Following the strong quarter, Novo Nordisk narrowed its full-year 2026 forecast for adjusted sales and operating profit decline to a range of 4% to 12%, an improvement from the previously anticipated 5% to 13% contraction. The results come as the company also announced new data showing a higher-dose Wegovy injection helped some patients lose 28% of their body weight.
Wegovy's Higher Dose Shows Promise
The company announced on May 12 that a higher-dose version of its Wegovy shot resulted in some patients losing 28% of their body weight in clinical trials. According to the announcement, the majority of the weight loss—around 84%—came from losing body fat while preserving muscle function.
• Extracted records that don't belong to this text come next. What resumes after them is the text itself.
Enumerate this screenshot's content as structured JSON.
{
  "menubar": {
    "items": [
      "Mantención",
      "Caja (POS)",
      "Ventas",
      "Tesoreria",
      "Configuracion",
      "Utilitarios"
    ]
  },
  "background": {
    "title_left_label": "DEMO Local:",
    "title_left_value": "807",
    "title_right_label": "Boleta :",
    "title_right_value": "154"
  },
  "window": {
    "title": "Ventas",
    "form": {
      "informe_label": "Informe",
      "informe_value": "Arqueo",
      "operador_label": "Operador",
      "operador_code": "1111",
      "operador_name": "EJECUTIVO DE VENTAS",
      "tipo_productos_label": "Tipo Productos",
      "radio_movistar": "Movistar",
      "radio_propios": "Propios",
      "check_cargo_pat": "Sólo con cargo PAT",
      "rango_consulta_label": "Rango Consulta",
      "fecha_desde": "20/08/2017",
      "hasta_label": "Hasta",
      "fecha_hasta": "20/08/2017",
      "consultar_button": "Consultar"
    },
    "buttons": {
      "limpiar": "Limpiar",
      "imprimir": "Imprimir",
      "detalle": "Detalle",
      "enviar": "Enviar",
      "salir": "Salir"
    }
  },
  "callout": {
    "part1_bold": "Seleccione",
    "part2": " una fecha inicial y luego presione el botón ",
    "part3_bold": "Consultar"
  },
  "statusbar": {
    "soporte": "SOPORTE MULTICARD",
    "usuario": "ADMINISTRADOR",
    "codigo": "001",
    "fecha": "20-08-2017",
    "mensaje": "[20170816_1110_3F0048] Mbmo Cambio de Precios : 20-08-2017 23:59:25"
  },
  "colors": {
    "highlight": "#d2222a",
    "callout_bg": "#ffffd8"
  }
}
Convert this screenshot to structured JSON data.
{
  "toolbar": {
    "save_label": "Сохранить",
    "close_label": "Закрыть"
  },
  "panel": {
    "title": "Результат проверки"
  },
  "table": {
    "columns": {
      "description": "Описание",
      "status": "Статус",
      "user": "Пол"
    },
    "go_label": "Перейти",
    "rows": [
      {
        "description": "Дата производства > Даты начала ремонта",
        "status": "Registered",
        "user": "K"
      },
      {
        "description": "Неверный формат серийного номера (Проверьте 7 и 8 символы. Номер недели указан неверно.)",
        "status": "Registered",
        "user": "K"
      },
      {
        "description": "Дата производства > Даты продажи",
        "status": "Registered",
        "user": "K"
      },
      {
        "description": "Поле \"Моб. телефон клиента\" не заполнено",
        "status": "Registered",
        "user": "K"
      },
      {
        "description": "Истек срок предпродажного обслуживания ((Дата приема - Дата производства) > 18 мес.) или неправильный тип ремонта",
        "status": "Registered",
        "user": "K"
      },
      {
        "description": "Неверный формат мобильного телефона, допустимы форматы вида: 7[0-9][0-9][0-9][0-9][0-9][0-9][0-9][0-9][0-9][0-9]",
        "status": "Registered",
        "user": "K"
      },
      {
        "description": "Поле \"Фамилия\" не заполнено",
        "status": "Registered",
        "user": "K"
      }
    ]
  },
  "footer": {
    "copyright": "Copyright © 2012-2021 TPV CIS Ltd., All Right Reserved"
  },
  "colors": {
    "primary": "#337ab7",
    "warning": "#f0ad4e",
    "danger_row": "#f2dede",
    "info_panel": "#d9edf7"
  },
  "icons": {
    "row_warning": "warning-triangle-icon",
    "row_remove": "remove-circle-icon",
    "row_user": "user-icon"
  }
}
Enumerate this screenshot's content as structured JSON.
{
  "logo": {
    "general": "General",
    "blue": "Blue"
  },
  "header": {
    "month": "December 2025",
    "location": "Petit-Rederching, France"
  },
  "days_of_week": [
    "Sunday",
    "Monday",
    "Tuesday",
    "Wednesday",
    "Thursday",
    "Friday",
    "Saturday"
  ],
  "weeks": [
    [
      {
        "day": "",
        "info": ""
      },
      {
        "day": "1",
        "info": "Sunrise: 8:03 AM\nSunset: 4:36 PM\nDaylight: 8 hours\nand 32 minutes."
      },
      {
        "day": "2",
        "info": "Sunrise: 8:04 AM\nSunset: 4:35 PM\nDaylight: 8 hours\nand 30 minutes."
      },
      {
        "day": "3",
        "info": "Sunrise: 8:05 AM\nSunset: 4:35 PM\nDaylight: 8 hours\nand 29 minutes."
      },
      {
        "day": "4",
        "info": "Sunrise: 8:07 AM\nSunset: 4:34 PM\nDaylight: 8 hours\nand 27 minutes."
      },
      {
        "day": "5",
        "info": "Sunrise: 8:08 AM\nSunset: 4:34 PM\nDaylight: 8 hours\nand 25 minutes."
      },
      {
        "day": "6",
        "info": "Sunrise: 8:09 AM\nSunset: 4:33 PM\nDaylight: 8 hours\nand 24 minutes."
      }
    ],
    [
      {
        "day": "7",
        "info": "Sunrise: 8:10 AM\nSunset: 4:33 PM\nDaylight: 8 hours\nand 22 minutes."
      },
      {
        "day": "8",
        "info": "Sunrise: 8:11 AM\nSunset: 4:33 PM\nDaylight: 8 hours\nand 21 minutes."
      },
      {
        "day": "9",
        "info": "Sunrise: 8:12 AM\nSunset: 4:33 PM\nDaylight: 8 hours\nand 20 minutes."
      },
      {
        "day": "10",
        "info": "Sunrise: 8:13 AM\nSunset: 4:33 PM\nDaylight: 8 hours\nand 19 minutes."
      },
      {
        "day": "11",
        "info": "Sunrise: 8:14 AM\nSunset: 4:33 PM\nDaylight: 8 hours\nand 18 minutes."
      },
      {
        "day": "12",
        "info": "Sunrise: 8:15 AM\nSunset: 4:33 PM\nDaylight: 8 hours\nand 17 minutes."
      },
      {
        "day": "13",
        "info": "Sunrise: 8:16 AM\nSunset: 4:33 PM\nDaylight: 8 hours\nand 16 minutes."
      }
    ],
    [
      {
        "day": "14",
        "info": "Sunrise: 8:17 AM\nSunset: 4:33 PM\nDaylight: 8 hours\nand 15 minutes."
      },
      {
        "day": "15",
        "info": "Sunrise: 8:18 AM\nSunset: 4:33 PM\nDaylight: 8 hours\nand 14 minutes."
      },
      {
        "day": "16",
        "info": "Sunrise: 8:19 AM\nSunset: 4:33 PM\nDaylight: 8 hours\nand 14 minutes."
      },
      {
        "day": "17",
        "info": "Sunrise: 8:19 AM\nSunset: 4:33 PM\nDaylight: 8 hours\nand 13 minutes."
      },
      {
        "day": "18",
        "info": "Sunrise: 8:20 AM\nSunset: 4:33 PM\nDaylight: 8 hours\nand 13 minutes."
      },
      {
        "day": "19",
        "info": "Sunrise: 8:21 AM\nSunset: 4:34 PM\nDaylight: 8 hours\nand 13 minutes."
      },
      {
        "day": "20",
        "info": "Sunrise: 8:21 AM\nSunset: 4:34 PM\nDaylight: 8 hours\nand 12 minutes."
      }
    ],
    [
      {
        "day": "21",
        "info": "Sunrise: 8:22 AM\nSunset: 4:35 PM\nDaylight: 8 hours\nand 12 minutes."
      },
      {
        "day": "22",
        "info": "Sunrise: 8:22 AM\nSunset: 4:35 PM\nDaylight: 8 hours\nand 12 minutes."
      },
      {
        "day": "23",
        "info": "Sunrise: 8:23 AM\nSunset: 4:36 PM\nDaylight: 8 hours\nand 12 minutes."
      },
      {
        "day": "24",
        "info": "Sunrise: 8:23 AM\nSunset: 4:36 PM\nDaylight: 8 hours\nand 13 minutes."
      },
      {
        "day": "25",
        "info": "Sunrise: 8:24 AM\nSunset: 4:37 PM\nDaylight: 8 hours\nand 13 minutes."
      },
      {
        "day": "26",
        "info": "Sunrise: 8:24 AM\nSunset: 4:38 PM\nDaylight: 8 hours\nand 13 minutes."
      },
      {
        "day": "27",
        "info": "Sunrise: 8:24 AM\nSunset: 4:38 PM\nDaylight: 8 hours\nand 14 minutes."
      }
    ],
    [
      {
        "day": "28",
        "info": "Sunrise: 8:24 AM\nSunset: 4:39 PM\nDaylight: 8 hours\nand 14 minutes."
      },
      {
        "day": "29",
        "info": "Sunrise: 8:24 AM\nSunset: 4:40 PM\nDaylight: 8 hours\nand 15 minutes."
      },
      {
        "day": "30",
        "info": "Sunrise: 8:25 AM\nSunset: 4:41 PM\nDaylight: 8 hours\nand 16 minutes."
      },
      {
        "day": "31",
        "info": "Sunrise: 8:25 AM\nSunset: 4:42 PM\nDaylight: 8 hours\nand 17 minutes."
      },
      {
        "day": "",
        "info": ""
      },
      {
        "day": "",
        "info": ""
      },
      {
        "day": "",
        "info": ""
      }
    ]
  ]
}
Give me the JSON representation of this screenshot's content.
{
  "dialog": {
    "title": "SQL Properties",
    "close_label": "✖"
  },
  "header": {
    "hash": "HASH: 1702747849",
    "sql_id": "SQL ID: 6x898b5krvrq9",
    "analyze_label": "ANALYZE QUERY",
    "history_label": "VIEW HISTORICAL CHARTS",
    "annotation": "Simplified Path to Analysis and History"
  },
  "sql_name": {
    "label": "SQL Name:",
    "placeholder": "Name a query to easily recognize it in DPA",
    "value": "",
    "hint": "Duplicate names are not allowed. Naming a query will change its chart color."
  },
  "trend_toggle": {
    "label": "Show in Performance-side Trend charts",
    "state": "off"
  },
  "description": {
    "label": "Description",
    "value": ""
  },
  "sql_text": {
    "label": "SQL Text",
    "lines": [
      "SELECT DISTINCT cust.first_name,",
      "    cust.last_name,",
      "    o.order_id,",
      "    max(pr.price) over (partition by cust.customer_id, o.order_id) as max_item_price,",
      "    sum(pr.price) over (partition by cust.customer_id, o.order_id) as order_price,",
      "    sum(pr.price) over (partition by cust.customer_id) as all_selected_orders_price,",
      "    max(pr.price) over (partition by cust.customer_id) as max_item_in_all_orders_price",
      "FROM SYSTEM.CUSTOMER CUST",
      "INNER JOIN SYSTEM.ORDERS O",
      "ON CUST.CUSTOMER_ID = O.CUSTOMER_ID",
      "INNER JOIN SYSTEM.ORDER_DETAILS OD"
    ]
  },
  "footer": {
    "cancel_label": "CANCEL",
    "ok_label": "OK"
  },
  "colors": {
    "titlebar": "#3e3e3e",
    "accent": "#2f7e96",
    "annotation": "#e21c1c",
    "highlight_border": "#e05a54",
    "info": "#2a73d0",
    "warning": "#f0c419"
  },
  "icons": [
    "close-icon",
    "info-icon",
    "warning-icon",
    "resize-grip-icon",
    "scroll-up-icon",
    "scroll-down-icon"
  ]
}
This significant improvement in efficacy could help Novo Nordisk defend its market share against intense competition from Eli Lilly and other pharmaceutical rivals in the lucrative obesity treatment market.
Earnings Beat and Guidance Lift
The strong results were driven by the company's Diabetes and Obesity Care segment, which reported sales of DKK 91.36 billion ($13.2 billion), a 32% increase. Wegovy injection sales reached DKK 20.51 billion ($3 billion), up 26% year over year. While the performance was strong, the company continues to face pricing pressure in the U.S. diabetes market.
Despite the headwinds, the robust uptake of its GLP-1 products gave management the confidence to raise its 2026 outlook. The improved guidance reflects stronger expectations for GLP-1 product sales, particularly in obesity care. However, analysts at TD Cowen reiterated a Hold rating on the stock with a $42 price target, suggesting some caution remains.
The guidance lift signals management's confidence that demand for its key obesity treatments will remain strong, offsetting pricing pressures elsewhere. Investors will watch for the continued uptake of the Wegovy pill and the rollout of the higher-dose formulation to see if the momentum can be sustained against a backdrop of increasing competition.
This article is for informational purposes only and does not constitute investment advice.